Print im Sinkflug? Nö. Auch wenn der OTTO Katalog eingestellt wird.

92d4 Otto Katalog und iPad Fashionnetwork

Von Andreas Weber, Head of Value

Vor fast 30 Jahren durfte ich in einem exklusiven Team mitarbeiten, das den damaligen Vorstandschef von Agfa Gevaert NV, Paul de Pelsmaker, mit einer soliden Zukunftsstudie über die Veränderungen im Print durch die Computerisierung informieren sollte. Unsere Prognose: Gefährdet seien vor allem „Konsultative Werke“ wie Adressbücher, Telefonverzeichnisse, Lexika. Und letztendlich auch Produktauflistungen wie bei Verkaufskatalogen.

Der Versandhändler OTTO konnte im Verlauf von fast 70 Jahren den Tod seines Hauptkatalogs lange rauszögern. Chapeau. Ausgefeilte Analysen zur Produktaufmachung und -anordnung sowie des Kaufverhaltens machten es möglich, durch gedruckter Kataloge sogar das Online-Geschäft zu beflügeln. Mit dem heutigen Stichtag 22. November 2018 ist das nun vorbei. Bei der Tiefdruckerei Prinovis in Nürnberg laufen dann die Druckmaschinen an, um die letzte Ausgabe 2018/2019 zu produzieren.

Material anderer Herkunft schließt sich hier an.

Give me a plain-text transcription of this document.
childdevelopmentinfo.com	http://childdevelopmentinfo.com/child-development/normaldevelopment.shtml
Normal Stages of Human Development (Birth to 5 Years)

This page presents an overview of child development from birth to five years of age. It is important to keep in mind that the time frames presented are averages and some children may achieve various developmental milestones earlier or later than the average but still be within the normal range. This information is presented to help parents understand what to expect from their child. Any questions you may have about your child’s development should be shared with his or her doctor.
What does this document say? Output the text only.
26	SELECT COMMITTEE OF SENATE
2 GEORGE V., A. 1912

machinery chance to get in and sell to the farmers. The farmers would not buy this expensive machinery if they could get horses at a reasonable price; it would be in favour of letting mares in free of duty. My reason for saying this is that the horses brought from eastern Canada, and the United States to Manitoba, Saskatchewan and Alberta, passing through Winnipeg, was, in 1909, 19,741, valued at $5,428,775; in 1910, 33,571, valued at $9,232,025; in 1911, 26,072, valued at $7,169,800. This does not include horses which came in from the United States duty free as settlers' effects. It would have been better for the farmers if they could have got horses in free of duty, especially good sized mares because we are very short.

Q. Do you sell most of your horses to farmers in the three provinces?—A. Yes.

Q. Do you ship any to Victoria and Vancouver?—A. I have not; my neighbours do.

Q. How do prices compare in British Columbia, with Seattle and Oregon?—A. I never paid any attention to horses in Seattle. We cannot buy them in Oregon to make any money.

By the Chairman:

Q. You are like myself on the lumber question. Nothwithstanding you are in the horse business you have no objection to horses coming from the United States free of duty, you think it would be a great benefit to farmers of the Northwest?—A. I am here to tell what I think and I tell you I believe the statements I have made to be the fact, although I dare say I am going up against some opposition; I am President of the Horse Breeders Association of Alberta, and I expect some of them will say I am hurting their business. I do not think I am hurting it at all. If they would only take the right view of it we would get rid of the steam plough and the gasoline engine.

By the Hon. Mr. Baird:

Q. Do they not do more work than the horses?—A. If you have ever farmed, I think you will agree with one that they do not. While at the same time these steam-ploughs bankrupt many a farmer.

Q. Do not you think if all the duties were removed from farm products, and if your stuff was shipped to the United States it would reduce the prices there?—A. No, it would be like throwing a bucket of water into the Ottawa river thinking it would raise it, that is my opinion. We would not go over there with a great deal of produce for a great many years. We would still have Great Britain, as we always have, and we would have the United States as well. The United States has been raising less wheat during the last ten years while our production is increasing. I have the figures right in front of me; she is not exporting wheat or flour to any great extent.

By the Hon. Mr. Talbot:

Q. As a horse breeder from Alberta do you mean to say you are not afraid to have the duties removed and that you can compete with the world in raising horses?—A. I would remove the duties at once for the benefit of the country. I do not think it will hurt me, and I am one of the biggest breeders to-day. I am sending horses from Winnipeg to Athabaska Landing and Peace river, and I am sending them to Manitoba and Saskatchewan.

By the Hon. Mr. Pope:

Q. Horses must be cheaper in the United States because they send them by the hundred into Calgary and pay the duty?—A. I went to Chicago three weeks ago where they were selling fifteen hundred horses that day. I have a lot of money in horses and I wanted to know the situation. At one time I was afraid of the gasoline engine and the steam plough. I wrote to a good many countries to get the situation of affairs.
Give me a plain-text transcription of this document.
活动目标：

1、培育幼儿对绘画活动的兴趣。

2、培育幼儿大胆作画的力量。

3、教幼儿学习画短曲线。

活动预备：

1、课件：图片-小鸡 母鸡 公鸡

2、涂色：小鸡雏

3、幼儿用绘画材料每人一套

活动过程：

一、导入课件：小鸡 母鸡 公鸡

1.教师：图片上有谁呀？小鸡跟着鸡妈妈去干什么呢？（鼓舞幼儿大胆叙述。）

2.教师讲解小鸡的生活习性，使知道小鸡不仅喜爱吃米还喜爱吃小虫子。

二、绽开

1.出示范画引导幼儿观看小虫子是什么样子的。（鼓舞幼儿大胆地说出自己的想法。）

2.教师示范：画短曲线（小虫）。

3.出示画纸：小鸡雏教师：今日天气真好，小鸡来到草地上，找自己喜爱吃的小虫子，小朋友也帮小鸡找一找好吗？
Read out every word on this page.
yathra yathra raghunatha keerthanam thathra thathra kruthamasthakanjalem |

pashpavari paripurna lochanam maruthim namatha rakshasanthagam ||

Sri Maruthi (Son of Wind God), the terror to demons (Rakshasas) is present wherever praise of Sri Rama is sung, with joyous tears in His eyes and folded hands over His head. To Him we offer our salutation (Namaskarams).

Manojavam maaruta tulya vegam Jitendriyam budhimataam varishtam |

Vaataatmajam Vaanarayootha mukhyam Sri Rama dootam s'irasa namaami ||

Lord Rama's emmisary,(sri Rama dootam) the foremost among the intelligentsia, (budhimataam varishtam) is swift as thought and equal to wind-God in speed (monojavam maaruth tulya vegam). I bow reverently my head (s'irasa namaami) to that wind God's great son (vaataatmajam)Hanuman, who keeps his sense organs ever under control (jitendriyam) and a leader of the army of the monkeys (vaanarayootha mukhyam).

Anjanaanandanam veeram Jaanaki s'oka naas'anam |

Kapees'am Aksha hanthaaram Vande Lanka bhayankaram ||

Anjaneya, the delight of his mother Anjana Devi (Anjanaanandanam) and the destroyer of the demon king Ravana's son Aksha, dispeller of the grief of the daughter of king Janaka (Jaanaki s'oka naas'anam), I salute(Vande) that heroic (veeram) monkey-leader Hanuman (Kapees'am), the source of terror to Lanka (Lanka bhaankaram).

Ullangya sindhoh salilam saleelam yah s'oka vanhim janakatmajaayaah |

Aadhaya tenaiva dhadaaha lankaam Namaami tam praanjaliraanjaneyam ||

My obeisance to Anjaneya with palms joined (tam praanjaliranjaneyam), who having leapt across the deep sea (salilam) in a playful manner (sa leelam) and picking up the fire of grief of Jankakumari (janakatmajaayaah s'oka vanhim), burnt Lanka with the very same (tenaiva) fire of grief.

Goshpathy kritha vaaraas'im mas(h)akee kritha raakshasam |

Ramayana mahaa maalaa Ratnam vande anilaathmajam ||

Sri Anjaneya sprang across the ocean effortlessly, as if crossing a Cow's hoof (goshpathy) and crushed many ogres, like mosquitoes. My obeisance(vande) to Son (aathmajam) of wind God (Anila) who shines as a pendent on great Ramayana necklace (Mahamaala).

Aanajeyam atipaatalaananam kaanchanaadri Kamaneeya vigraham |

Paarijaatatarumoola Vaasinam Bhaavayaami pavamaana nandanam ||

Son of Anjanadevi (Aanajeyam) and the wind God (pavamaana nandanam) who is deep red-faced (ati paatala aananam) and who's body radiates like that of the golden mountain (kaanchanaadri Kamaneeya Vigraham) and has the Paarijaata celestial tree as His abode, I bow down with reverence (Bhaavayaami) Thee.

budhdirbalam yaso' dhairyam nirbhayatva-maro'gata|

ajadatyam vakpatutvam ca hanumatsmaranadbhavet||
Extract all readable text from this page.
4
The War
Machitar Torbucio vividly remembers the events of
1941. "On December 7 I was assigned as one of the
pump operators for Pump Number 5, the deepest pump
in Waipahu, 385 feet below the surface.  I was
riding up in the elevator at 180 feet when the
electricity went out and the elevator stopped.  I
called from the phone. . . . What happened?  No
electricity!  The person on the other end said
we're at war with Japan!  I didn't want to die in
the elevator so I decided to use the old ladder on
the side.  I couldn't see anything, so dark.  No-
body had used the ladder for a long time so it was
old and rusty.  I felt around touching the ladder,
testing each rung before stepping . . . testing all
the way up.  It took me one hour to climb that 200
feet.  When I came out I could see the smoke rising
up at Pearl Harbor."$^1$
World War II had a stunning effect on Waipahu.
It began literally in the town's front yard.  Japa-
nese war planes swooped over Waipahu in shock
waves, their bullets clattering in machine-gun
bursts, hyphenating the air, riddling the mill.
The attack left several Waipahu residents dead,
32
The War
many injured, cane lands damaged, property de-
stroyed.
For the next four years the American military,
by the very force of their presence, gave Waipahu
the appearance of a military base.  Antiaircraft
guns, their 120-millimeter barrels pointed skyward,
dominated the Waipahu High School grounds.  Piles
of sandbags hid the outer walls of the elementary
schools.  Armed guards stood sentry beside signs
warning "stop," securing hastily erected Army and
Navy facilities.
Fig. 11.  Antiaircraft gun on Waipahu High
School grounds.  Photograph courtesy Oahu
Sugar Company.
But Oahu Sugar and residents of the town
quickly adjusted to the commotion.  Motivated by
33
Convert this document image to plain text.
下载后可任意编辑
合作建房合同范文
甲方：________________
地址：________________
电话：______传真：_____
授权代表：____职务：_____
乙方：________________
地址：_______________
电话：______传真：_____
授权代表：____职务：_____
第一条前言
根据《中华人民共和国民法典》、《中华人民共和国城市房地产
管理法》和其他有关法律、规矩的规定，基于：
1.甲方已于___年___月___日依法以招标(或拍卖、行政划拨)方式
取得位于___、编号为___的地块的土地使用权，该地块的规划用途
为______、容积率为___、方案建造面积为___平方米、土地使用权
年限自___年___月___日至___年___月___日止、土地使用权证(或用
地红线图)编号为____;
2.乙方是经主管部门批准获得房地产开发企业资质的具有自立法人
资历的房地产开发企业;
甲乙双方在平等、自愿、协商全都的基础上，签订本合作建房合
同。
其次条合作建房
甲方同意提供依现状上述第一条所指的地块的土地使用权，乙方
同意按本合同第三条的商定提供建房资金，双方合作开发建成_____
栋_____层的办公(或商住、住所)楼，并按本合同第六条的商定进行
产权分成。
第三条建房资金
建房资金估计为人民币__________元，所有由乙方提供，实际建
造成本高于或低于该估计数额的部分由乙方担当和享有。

Für OTTO bedeutet dies auch das Ende der Doktrin: Der Print-Katalog aggregiert Online-Umsätze. — „Statt Nostalgie herrscht bei uns Aufbruchsstimmung“, betont Marc Opelt, Vorsitzender des Bereichsvorstands bei OTTO.

 

 

Die Zeiten ändern sich!

Der Nachrichtensender n-tv berichtet: „Auf dem Titelblatt demonstriert ein Model, warum es keine Zukunft gibt für den klassischen Versandhauskatalog: Das Gesicht ist auf dem Monitor eines Smartphones scharf zu sehen, der Rest nur verschwommen.

„Unsere Kunden haben den Katalog selbst abgeschafft, weil sie ihn immer weniger nutzen und schon längst auf unsere digitalen Angebote zugreifen”, sagt Marc Opelt, Chef der Einzelgesellschaft Otto, des früheren Otto-Versands. Das ist heute eine Tochtergesellschaft des Konzerns Otto Group, der längst über alte Grenzen hinausgewachsen und weltweit in verschiedenen Geschäftsfeldern rund um den Handel aktiv ist.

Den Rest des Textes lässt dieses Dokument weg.